Time to get our hands dirty with our model. To train our model, we simply fit our model to the training features. This is the models first contact with the data. This is the easy part. We have picked our features (maybe even engineered new ones), all we have to do is to fit the algorithm to the data and voila! Model is trained. This shouldn’t take long but depending on your number of features, it can take a little longer.
Here we use the train_test_split function from sklearn.model_selection to split the train data. Why? The train data is the only part of the dataset that is labeled — supervised classification — and we are making use of the logistics regression algorithm, a supervised classification algorithm. So we train the model with one part and then test it with the test portion of the train data.
If you thought model fitting was easy, this is way easier. After fitting our data, we can now make predictions using our data. There is a catch however, remember our output should be the probability that a customer churns and not a binary output of 0 or 1.
Here, we will make use of the predict_proba function to return the probability values instead.
We are not done yet. Now we have to compare our predictions with our actual values to determine our model’s prediction performance.
The evaluation metric by which we gauge our model’s performance is Log loss. We can import the log loss metric from sklearn.metrics and use it to evaluate our model performance.
Our log_loss value is 0.30****. Not bad… But we can definitely do better. The winning solution had a log_loss value of 0.24.
The accuracy score of the model is 0.859, we can definitely do better.
IMPROVING MODEL PERFORMANCE
Moving on, we can tweak the model parameters. Maybe increase the number of max iterations or plug in some other model parameters. A visit to the sklearn Logarithmic Regression documentation will help.

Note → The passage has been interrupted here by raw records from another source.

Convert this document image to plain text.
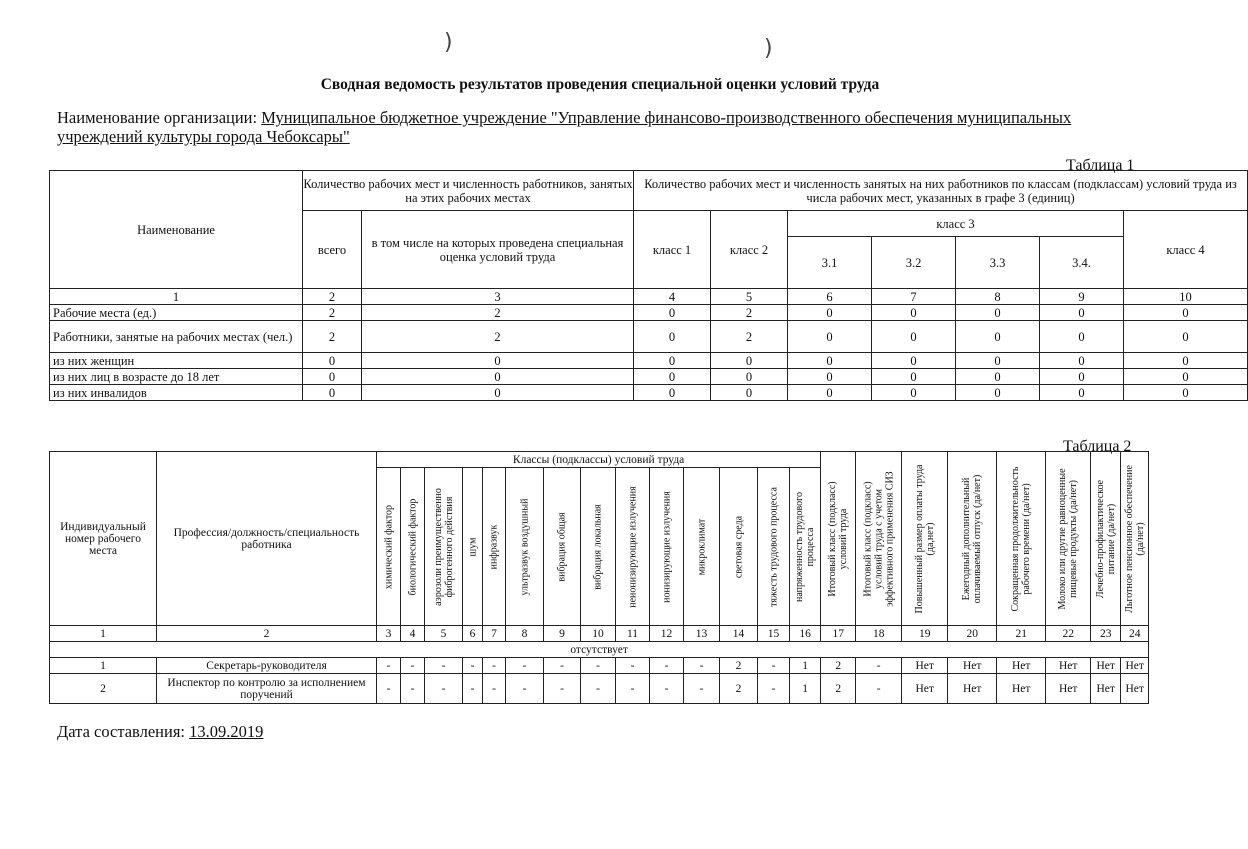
)	)
Сводная ведомость результатов проведения специальной оценки условий труда
Наименование организации: Муниципальное бюджетное учреждение "Управление финансово-производственного обеспечения муниципальных учреждений культуры города Чебоксары"
Таблица 1
Наименование	Количество рабочих мест и численность работников, занятых на этих рабочих местах		Количество рабочих мест и численность занятых на них работников по классам (подклассам) условий труда из числа рабочих мест, указанных в графе 3 (единиц)						
	всего	в том числе на которых проведена специальная оценка условий труда	класс 1	класс 2	класс 3				класс 4
					3.1	3.2	3.3	3.4.	
1	2	3	4	5	6	7	8	9	10
Рабочие места (ед.)	2	2	0	2	0	0	0	0	0
Работники, занятые на рабочих местах (чел.)	2	2	0	2	0	0	0	0	0
из них женщин	0	0	0	0	0	0	0	0	0
из них лиц в возрасте до 18 лет	0	0	0	0	0	0	0	0	0
из них инвалидов	0	0	0	0	0	0	0	0	0
Таблица 2
Индивидуальный номер рабочего места	Профессия/должность/специальность работника	Классы (подклассы) условий труда														Итоговый класс (подкласс) условий труда	Итоговый класс (подкласс) условий труда с учетом эффективного применения СИЗ	Повышенный размер оплаты труда (да,нет)	Ежегодный дополнительный оплачиваемый отпуск (да/нет)	Сокращенная продолжительность рабочего времени (да/нет)	Молоко или другие равноценные пищевые продукты (да/нет)	Лечебно-профилактическое питание (да/нет)	Льготное пенсионное обеспечение (да/нет)

		химический фактор	биологический фактор	аэрозоли преимущественно фиброгенного действия	шум	инфразвук	ультразвук воздушный	вибрация общая	вибрация локальная	неионизирующие излучения	ионизирующие излучения	микроклимат	световая среда	тяжесть трудового процесса	напряженность трудового процесса								

1	2	3	4	5	6	7	8	9	10	11	12	13	14	15	16	17	18	19	20	21	22	23	24
отсутствует																							
1	Секретарь-руководителя	-	-	-	-	-	-	-	-	-	-	-	2	-	1	2	-	Нет	Нет	Нет	Нет	Нет	Нет
2	Инспектор по контролю за исполнением поручений	-	-	-	-	-	-	-	-	-	-	-	2	-	1	2	-	Нет	Нет	Нет	Нет	Нет	Нет
Дата составления: 13.09.2019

Another way the accuracy can be improved is through feature selection and engineering. Did we choose the right features in the first place, maybe we can take some out or bring back some that we dropped. The TENURE column can be worked on so that its values are integer. These are some starting points.

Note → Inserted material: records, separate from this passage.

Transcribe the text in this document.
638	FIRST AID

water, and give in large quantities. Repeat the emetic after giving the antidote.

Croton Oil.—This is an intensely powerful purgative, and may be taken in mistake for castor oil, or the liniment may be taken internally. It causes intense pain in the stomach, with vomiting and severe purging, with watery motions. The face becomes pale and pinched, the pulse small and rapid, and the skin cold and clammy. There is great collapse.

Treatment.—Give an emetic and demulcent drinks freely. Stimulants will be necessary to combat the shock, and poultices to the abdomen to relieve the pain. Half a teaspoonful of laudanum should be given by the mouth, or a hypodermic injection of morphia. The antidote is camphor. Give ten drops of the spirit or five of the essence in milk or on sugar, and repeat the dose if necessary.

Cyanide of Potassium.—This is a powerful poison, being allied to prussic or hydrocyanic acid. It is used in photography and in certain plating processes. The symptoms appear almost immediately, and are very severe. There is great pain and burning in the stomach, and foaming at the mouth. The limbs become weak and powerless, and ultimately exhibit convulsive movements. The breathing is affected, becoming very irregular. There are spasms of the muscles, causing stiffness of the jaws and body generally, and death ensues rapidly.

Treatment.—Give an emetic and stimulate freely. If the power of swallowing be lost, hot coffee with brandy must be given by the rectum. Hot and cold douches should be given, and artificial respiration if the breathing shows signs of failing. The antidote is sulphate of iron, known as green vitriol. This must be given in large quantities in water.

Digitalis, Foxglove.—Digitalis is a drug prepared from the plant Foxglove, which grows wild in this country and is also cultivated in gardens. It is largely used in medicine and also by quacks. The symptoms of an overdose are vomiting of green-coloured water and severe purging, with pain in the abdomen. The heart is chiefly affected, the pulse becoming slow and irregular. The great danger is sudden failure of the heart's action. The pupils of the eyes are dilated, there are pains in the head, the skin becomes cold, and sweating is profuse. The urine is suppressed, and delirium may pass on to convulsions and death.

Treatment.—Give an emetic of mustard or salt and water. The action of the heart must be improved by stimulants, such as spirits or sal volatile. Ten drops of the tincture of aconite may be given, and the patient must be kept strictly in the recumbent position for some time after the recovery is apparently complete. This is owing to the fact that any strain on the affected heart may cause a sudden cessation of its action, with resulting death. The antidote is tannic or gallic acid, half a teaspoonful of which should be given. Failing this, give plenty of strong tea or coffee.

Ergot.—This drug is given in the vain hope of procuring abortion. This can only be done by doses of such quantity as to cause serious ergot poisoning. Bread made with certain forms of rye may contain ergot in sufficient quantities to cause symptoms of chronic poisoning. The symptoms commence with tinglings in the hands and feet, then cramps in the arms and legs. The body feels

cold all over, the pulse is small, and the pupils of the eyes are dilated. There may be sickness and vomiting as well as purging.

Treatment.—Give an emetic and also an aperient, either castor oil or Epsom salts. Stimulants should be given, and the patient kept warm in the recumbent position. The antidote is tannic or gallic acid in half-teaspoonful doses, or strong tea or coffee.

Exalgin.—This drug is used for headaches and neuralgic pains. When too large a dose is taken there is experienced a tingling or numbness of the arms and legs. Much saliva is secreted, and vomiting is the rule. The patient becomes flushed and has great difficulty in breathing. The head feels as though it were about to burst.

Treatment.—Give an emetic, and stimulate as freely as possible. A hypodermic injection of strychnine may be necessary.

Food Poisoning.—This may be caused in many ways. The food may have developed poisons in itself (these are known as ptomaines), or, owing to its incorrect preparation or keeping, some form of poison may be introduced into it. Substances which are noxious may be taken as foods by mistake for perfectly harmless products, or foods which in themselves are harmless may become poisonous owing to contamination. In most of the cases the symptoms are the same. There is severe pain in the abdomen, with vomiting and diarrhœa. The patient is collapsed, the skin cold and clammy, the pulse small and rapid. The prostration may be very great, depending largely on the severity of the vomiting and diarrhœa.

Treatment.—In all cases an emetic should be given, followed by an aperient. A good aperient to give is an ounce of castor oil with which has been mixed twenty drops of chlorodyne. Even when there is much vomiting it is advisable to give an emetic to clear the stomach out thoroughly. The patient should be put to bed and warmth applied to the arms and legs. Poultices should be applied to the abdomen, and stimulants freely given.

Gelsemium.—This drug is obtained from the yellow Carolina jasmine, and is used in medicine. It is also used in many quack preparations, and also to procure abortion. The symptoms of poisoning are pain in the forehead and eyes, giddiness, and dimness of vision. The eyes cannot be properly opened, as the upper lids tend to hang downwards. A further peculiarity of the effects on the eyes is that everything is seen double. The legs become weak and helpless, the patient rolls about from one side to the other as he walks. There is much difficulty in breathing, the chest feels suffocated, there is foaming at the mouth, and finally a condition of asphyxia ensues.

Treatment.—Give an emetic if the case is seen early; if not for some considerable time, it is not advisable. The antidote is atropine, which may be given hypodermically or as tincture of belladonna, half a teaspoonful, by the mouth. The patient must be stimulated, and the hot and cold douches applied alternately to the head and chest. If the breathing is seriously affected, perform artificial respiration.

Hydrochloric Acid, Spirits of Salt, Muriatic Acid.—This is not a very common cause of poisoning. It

Tried the above options and your model is no better? Try Ensemble Learning. You may be surprised by how well your combined algorithms perform compared to one good algorithm.
You may have noticed we merged two datasets — the train and test — and then split them again. This is not necessary, but you must know that whatever operation you carry out on one dataset, you have to carry out on the other. Those are the assumptions we make and our model will only perform accordingly when those assumptions are made. If you keep them apart, you will have to carry out operations doubly.
First Place Solution by Maxprop
Second place Solution by Kolatimi Dave
Solution by Aifenaike
In this tutorial, we have applied our knowledge of evaluation metrics. We have determined that although the model does a good job classifying labels, it can be further improved using some of the recommendations outlined above.
We have also looked at a practical example of applying machine learning to business problems. With this we round up our discussion on evaluation metrics for classification models.